Richard Sipe

Richard Sipe

A.W. Richard Sipe is a Certified Clinical Mental Health Counselor who earlier spent 18 years as a Benedictine monk and priest. He was trained specifically to deal with the mental health problems of Roman Catholic Priests. In the process of training and therapy, he conducted a 25-year ethnographic study of the celibate/sexual behavior of that population. His study, published in 1990, is now considered a classic.

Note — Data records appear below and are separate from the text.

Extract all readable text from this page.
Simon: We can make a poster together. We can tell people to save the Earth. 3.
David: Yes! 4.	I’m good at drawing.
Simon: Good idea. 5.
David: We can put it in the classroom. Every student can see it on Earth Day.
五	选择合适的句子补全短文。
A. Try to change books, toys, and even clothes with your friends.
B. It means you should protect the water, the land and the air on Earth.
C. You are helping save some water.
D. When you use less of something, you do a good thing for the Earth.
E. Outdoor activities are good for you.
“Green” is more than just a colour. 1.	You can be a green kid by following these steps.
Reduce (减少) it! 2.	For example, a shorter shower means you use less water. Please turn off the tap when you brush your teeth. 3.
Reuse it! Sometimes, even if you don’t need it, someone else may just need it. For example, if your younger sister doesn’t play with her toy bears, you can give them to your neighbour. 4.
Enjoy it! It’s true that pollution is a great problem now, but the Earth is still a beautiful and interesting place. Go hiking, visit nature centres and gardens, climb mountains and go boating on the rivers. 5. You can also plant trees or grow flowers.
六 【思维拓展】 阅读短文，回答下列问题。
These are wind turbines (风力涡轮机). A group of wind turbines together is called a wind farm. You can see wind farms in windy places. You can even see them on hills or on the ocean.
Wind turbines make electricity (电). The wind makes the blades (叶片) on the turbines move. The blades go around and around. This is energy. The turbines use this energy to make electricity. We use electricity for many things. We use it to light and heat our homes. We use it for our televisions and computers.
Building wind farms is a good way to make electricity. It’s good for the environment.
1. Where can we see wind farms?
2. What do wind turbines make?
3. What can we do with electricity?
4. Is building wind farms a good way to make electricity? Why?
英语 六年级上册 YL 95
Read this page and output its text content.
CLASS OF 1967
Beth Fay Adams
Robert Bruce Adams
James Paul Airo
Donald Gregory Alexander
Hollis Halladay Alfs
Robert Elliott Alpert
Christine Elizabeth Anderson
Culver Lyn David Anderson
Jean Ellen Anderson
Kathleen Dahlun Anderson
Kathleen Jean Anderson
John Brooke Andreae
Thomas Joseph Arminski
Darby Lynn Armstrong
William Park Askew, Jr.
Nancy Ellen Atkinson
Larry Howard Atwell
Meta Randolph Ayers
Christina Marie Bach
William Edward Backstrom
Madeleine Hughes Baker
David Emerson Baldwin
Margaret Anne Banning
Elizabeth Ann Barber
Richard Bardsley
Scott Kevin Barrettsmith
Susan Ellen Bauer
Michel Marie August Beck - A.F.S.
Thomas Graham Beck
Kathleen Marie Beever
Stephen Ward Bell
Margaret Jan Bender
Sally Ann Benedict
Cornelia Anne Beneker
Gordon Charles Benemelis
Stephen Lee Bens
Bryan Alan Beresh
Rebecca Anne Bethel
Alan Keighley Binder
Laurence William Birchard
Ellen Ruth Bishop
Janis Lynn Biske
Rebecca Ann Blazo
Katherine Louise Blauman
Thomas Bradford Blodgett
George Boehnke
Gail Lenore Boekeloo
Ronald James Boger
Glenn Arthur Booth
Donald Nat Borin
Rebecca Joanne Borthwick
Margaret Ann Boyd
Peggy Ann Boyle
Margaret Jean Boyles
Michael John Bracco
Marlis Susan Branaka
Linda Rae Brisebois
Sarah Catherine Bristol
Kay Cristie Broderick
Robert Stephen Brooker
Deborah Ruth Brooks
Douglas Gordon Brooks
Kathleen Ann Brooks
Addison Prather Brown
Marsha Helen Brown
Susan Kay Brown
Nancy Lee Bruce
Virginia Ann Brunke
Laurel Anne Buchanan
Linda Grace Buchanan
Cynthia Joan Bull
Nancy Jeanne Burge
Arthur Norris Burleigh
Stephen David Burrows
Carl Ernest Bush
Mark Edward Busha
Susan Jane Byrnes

Sipe is known internationally and has participated in 12 documentaries on celibacy and priest sexual abuse aired by HBO, BBC, and other networks in the United States, United Kingdom, and France. He has been widely interviewed by media including CNN, ABC, NBC, CNBC, the New York Times, the Los Angeles Times, People magazine, Newsweek and USA Today. 

Sipe has been featured on many television programs where he has explained this problem including The Point with Anderson Cooper in 200. Sipe was joined by Phil Saviano to discuss the church's response to these allegations of sexual abuse and misconduct.  

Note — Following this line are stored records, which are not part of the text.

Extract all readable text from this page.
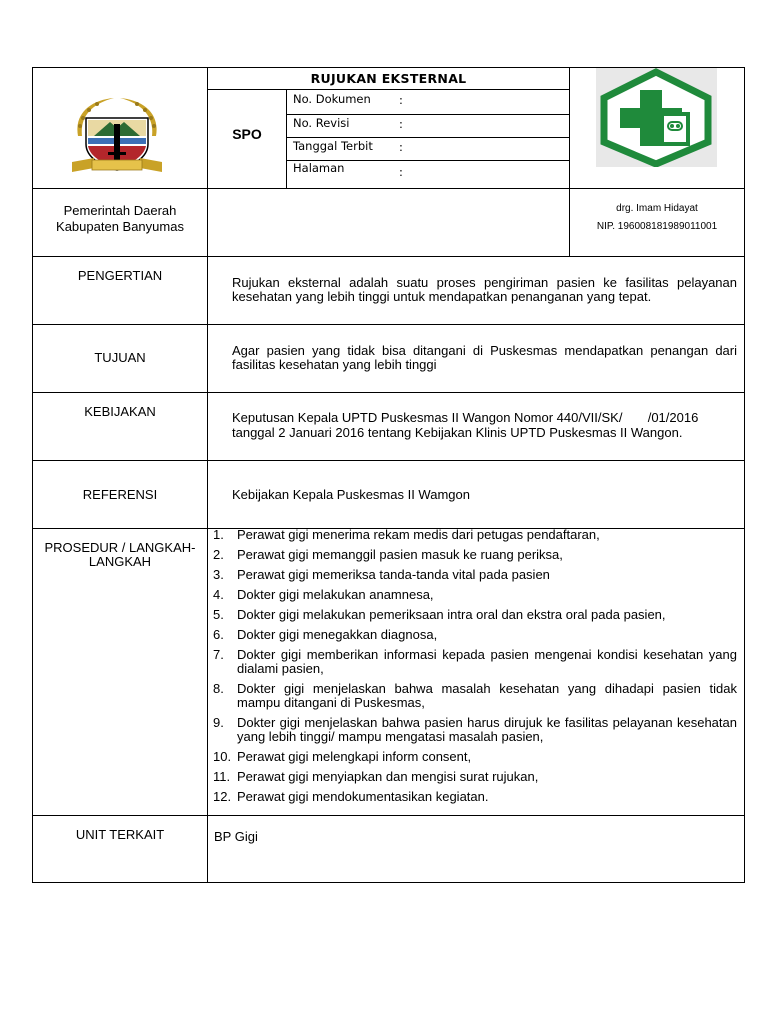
RUJUKAN EKSTERNAL
SPO
No. Dokumen :
No. Revisi	:
Tanggal Terbit :
Halaman	:
Pemerintah Daerah
Kabupaten Banyumas
drg. Imam Hidayat
NIP. 196008181989011001
PENGERTIAN	Rujukan eksternal adalah suatu proses pengiriman pasien ke fasilitas pelayanan kesehatan yang lebih tinggi untuk mendapatkan penanganan yang tepat.
TUJUAN	Agar pasien yang tidak bisa ditangani di Puskesmas mendapatkan penangan dari fasilitas kesehatan yang lebih tinggi
KEBIJAKAN	Keputusan Kepala UPTD Puskesmas II Wangon Nomor 440/VII/SK/       /01/2016
tanggal 2 Januari 2016 tentang Kebijakan Klinis UPTD Puskesmas II Wangon.
REFERENSI	Kebijakan Kepala Puskesmas II Wamgon
PROSEDUR / LANGKAH-
LANGKAH
1. Perawat gigi menerima rekam medis dari petugas pendaftaran,
2. Perawat gigi memanggil pasien masuk ke ruang periksa,
3. Perawat gigi memeriksa tanda-tanda vital pada pasien
4. Dokter gigi melakukan anamnesa,
5. Dokter gigi melakukan pemeriksaan intra oral dan ekstra oral pada pasien,
6. Dokter gigi menegakkan diagnosa,
7. Dokter gigi memberikan informasi kepada pasien mengenai kondisi kesehatan yang dialami pasien,
8. Dokter gigi menjelaskan bahwa masalah kesehatan yang dihadapi pasien tidak mampu ditangani di Puskesmas,
9. Dokter gigi menjelaskan bahwa pasien harus dirujuk ke fasilitas pelayanan kesehatan yang lebih tinggi/ mampu mengatasi masalah pasien,
10. Perawat gigi melengkapi inform consent,
11. Perawat gigi menyiapkan dan mengisi surat rujukan,
12. Perawat gigi mendokumentasikan kegiatan.
UNIT TERKAIT	BP Gigi
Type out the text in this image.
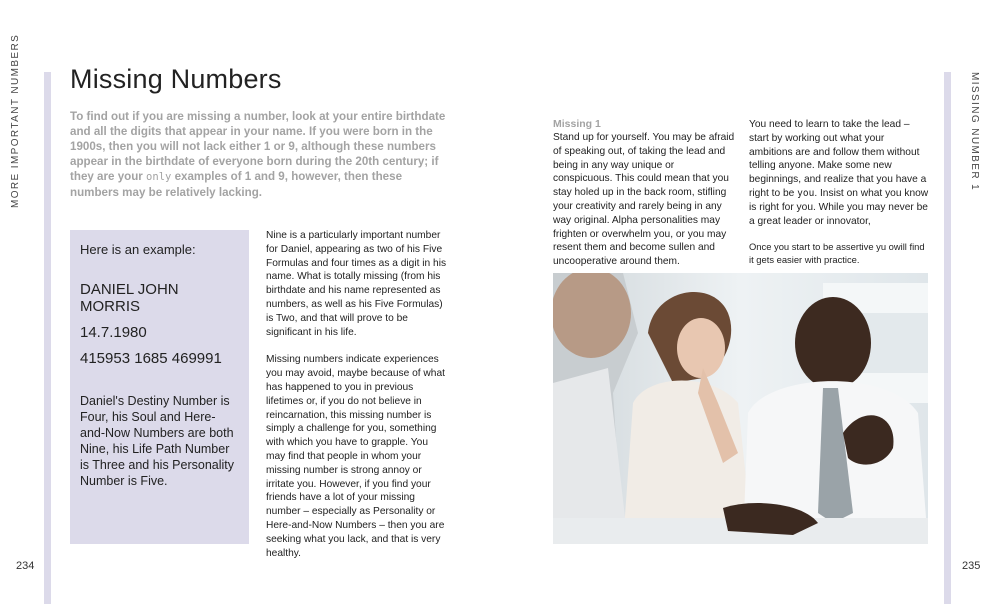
MORE IMPORTANT NUMBERS	MISSING NUMBER 1
234	235
Missing Numbers

To find out if you are missing a number, look at your entire birthdate and all the digits that appear in your name. If you were born in the 1900s, then you will not lack either 1 or 9, although these numbers appear in the birthdate of everyone born during the 20th century; if they are your only examples of 1 and 9, however, then these numbers may be relatively lacking.

Here is an example:

DANIEL JOHN MORRIS

14.7.1980

415953 1685 469991

Daniel's Destiny Number is Four, his Soul and Here-and-Now Numbers are both Nine, his Life Path Number is Three and his Personality Number is Five.

Nine is a particularly important number for Daniel, appearing as two of his Five Formulas and four times as a digit in his name. What is totally missing (from his birthdate and his name represented as numbers, as well as his Five Formulas) is Two, and that will prove to be significant in his life.

Missing numbers indicate experiences you may avoid, maybe because of what has happened to you in previous lifetimes or, if you do not believe in reincarnation, this missing number is simply a challenge for you, something with which you have to grapple. You may find that people in whom your missing number is strong annoy or irritate you. However, if you find your friends have a lot of your missing number – especially as Personality or Here-and-Now Numbers – then you are seeking what you lack, and that is very healthy.

Missing 1

Stand up for yourself. You may be afraid of speaking out, of taking the lead and being in any way unique or conspicuous. This could mean that you stay holed up in the back room, stifling your creativity and rarely being in any way original. Alpha personalities may frighten or overwhelm you, or you may resent them and become sullen and uncooperative around them.

You need to learn to take the lead – start by working out what your ambitions are and follow them without telling anyone. Make some new beginnings, and realize that you have a right to be you. Insist on what you know is right for you. While you may never be a great leader or innovator,

Once you start to be assertive yu owill find it gets easier with practice.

"The pattern is if a priest gets into trouble and it's close to becoming a scandal or if the law might get involved, they send them to the missions abroad"

Richard Sipe is devoted full time to research into the sexual and celibate practices of Roman Catholic bishops and priests. That path now leads him to the study of the sexual teaching of the church and its effects on behavior especially sexual abuse of minors by clergy and the tangle of sexual problems that some people claim are blocking every religious agenda and destroying beyond repair the credibility of the Catholic Church in sexual matters. He has spent his life searching for the origins, meanings, and dynamics of religious celibacy.

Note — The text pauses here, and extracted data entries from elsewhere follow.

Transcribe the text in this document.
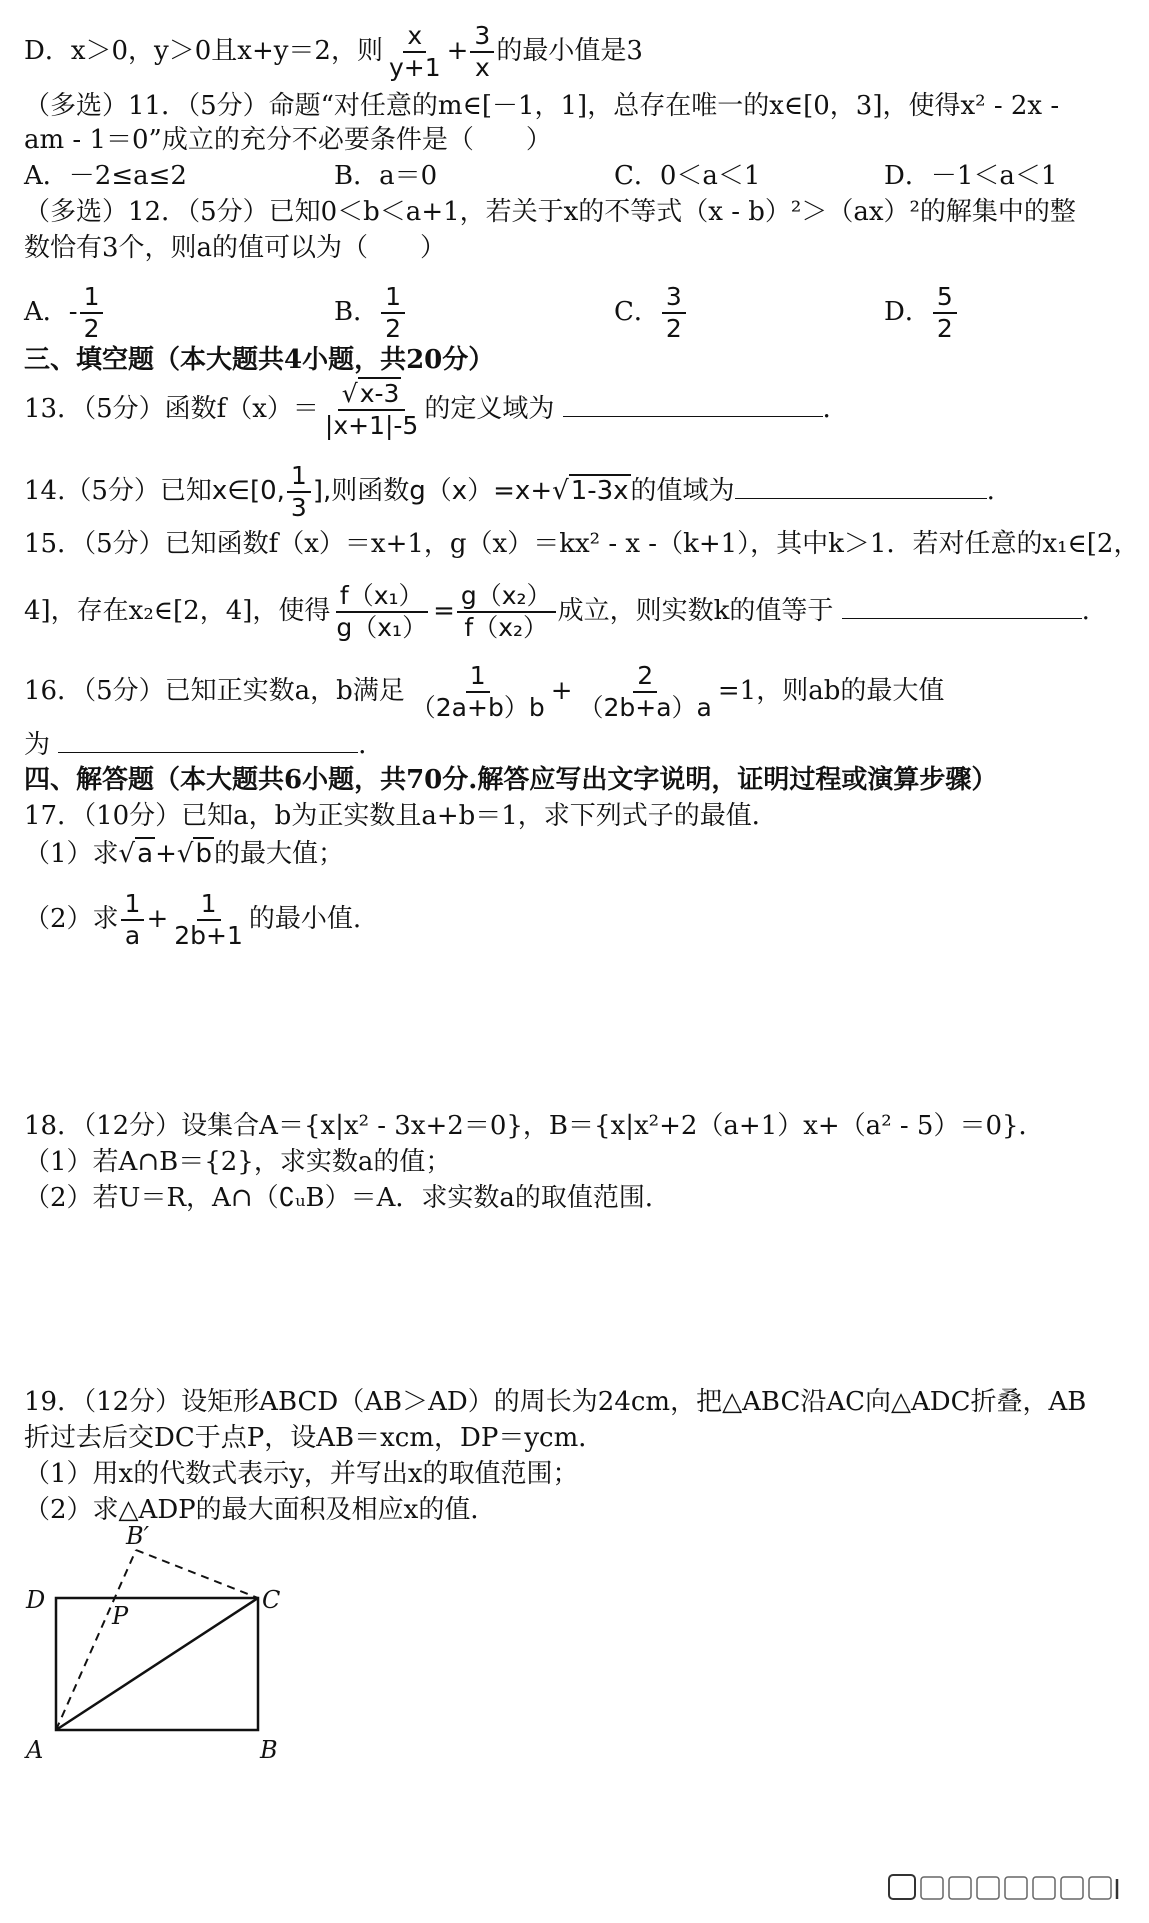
D．x＞0，y＞0且x+y＝2，则 $\frac{x}{y+1} + \frac{3}{x}$ 的最小值是3
（多选）11．（5分）命题“对任意的m∈[－1，1]，总存在唯一的x∈[0，3]，使得x² - 2x -
am - 1＝0”成立的充分不必要条件是（　　）
A．－2≤a≤2	B．a＝0	C．0＜a＜1	D．－1＜a＜1
（多选）12．（5分）已知0＜b＜a+1，若关于x的不等式（x - b）²＞（ax）²的解集中的整
数恰有3个，则a的值可以为（　　）
A．- $\frac{1}{2}$	B． $\frac{1}{2}$	C． $\frac{3}{2}$	D． $\frac{5}{2}$
三、填空题（本大题共4小题，共20分）
13．（5分）函数$f(x)= \frac{√x-3}{|x+1|-5}$ 的定义域为	．
14.（5分）已知x∈[0, $\frac{1}{3}$ ],则函数g（x）=x+√1-3x的值域为	.
15．（5分）已知函数f（x）＝x+1，g（x）＝kx² - x -（k+1），其中k＞1．若对任意的x₁∈[2，
4]，存在x₂∈[2，4]，使得 $\frac{\text{f（x₁）}}{\text{g（x₁）}} = \frac{\text{g（x₂）}}{\text{f（x₂）}}$ 成立，则实数k的值等于	.
16．（5分）已知正实数a，b满足 $\frac{1}{(2a+b)b} + \frac{2}{(2b+a)a} =1$，则ab的最大值
为	．
四、解答题（本大题共6小题，共70分.解答应写出文字说明，证明过程或演算步骤）
17．（10分）已知a，b为正实数且a+b＝1，求下列式子的最值．
（1）求√a+√b的最大值；
（2）求 $\frac{1}{a} + \frac{1}{2b+1}$ 的最小值.
18．（12分）设集合A＝{x|x² - 3x+2＝0}，B＝{x|x²+2（a+1）x+（a² - 5）＝0}．
（1）若A∩B＝{2}，求实数a的值；
（2）若U＝R，A∩（∁ᵤB）＝A．求实数a的取值范围．
19．（12分）设矩形ABCD（AB＞AD）的周长为24cm，把△ABC沿AC向△ADC折叠，AB
折过去后交DC于点P，设AB＝xcm，DP＝ycm．
（1）用x的代数式表示y，并写出x的取值范围；
（2）求△ADP的最大面积及相应x的值．
D	C
A	B
P
B′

Sipe is also on SNAP's recommended reading for his books Sex, Priests and Power: Anatomy of a Crisis and Sex, Priests, and Secret Codes: The Catholic Church's 2,000-Year Paper Trail of Sexual Abuse which explore various aspects of the questions about the pattern and practice of religious celibacy. He spent 18 years serving the Church as a Benedictine monk and Catholic priest. In those capacities, he was trained to deal with the mental health problems of priests. Both as a priest and married man he has practiced psychotherapy, taught on the faculties of Major Catholic Seminaries and colleges, lectured in medical schools, and served as a consultant and expert witness in both civil and criminal cases involving the sexual abuse of minors by Catholic priests.

"Have we learned nothing from 20 years of sexual abuse crisis, over 6,000 priests reported as abusers and 100,000 of young victims? The pattern and practice goes on unabated and unreformed."